Tug-of-war over Myanmar Brewery continues as MEHL disputes F&N’s desired exchange rate
The sale must take place at the present rate, says MEHL.
The dispute over Fraser and Neave (F&N)’s 55% stake in Myanmar Brewery (MBL) is set to continue even after an independent valuer said that the stake is worth 500 billion kyat.
Now, the two parties have locked horns over the exchange rate that should be used for the sale.

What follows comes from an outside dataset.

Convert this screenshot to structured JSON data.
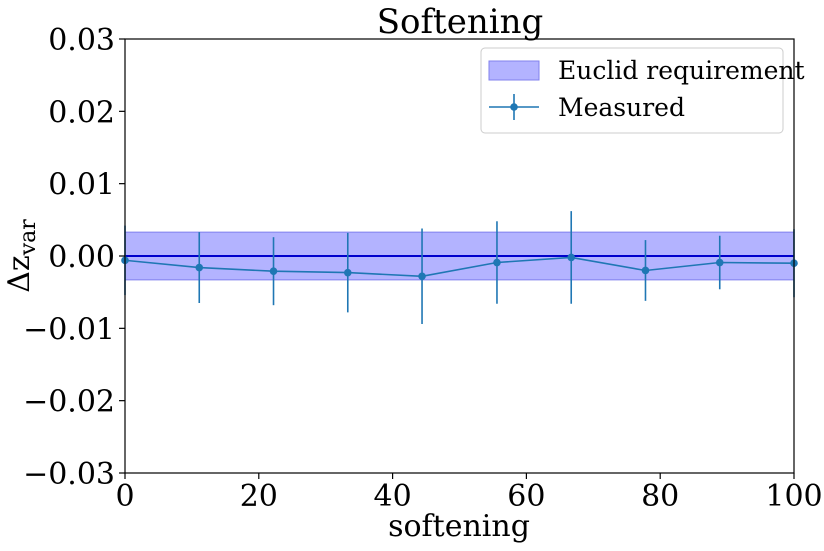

F&N believes that the 2013 US dollar exchange rate must be used, which will translate to a fair value of $763m (US$560m).
However, Myanma Economic Holdings (MEHL) said that the present rate should be used, which is equivalent to $550m (US$401m).
“MEHL stands ready and willing to conclude the sale and purchase of F&N’s stake in MBL at 500 billion kyat within the 30-day period ordered by the arbitral tribunal,” said U Nay Wynn, Director of MEHL.
In 2013, MEHL commenced arbitration to seek an order that F&N was obliged to sell its stake in MBL to MEHL following F&N’s breach of obligations under their Joint Venture Agreement (JVA).
In October 2014, the arbitral tribunal allowed MEHL’s claim and ordered F&N to sell its 55% stake in MBL to MEHL or its nominee at a valuation to be determined by an independent third party valuer.